Monday, 4 November 2013

Five networking tips to help your tax career

Five networking tips to help your tax career
In an effective network, a good connection serves two purposes: as a source of job leads and as an implied recommendation for said role. Being able to name a person in common is a good way to warm an interviewer and puts you front of mind.

How do you build an effective network? Don’t wait until graduation; you can start while you’re studying. Here are five tips.

  1. Network as a student

Get friendly with your fellow undergraduates; you never know when they will have the chance to recommend you for a role or vice versa. Also be aware that professors, lecturers and tutors are professionals too and may be able to put you in touch with industry contacts.

  1. Do work experience

We’ve already mentioned the value of work experience, which includes the ability to network within your host organisation. Don’t forget they also have connections in the industry, so take every opportunity to meet new people in the sector through people you already know.

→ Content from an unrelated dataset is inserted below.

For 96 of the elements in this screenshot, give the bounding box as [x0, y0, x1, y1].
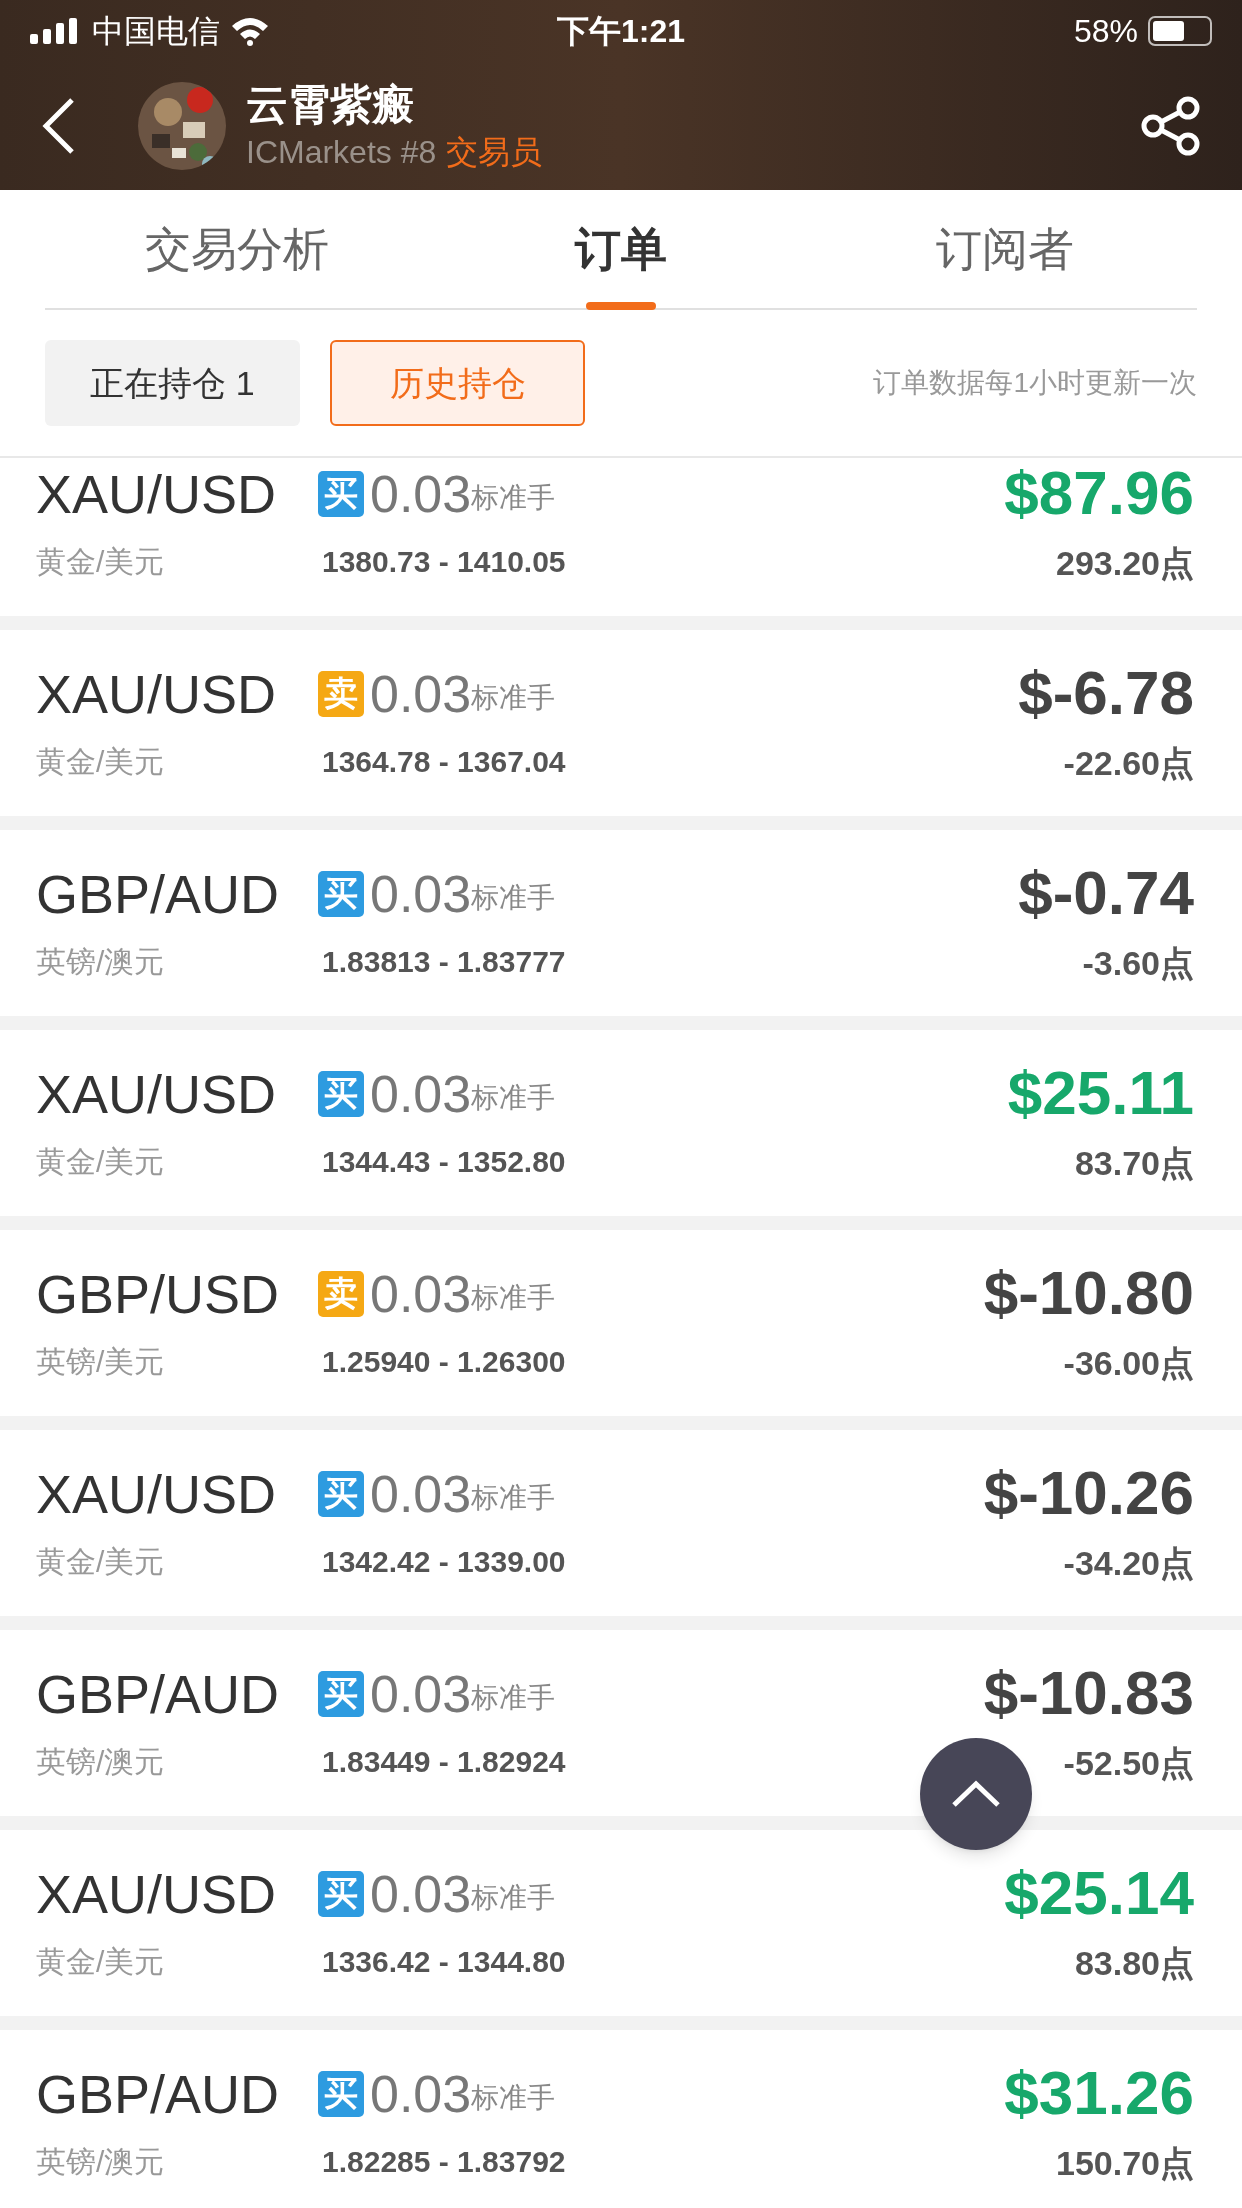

  1. Attend industry events

Whether it’s for the tax industry or a related sector such as business, attending conferences and networking events is a good way to make connections. Your alumni association and organisations such as The Tax Institute are easy places start.

  1. Find connections via social media 

Social networking platforms, such as LinkedIn and industry forums are a great way to make initial contact with people who may turn into professional connections. Make sure your profile is professional and up-to-date, then join relevant groups. Be active by asking questions and participating in discussions.

  1. Apply for a formal graduate program

A number of organisations in the public and private sector offer formal graduate programs that include networking components. You will network with other program participants and industry professionals, and may even have a mentor.

The best way to network is through people you already know, but if you don’t know anyone, the key is to have confidence to introduce yourself. If you find yourself alone at a function, approach people in groups of three or more (so you’re not interrupting a deep discussion). Introduce yourself and show interest in the people who are in the sector you want to get into.

It’s a good idea to have some kind of professional contact card to swap for a business card as well. Don’t forget to follow up with a polite, personal email: “It was nice to meet you at [event]…” Good luck!